Yes, 56 years together. Through richer and poorer; in sickness and in health. They’ve been together through the tough times and the good times. Through the Navy years and the many years since then: learning to live together after sometimes months at a time living apart. Through the business years driving up and down the coast, and helping people make happy travel memories. Through their own times spent travelling and living overseas. Through the work years and the retirement years. Through living on the south and north coasts of NSW, into Queensland, and back to NSW. Through raising three (gorgeous) children, and welcoming a flurry of (gorgeous) grandchildren (ten at the last count), and the same number of (gorgeous) great-grandchildren (I don’t know how they keep up because I’m not sure I’ve counted them all) into the family.

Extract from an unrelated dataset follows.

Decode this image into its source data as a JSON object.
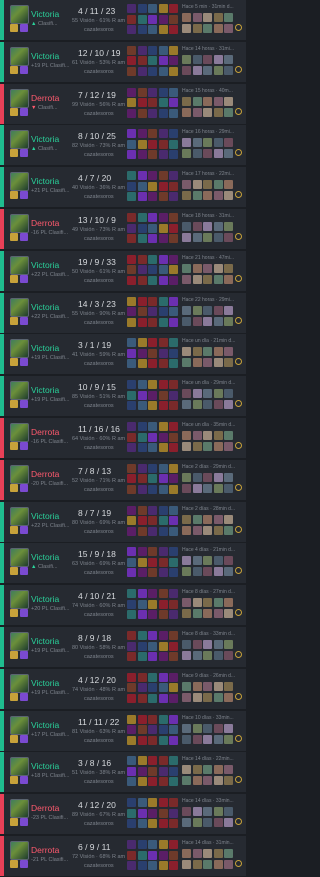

At his wedding just over a year ago, Daniel (grandson number 2) paid his respects to his grandparents when he spoke about them in his speech, acknowledging their place in his life as role models – for their love and commitment to each other, and to their family.

It seems fitting then, that to celebrate their 56 years together they should spend the weekend with Daniel and his wife Cathy, together with other grandchildren: Eliza and her partner Shawn, and Chase and his wife Megan, along with two great-grandchildren, Hunter and Lily.

The younger generations, spending time with the family elders – learning what it is to work hard at what matters most, sharing quiet moments together, laughing, eating, doing the things families do. Celebrating those things that count.

Happy anniversary Mum and Dad. Still dancing after all these years!

Newlyweds Noel and Sheila Pittawaystill dancing
My sister wrote a beautiful tribute to Mum and Dad earlier in the week. In her post she said that ‘I love the fact that I am a part of them’. It’s a sentiment I share. Thanks for putting it so beautifully Deb.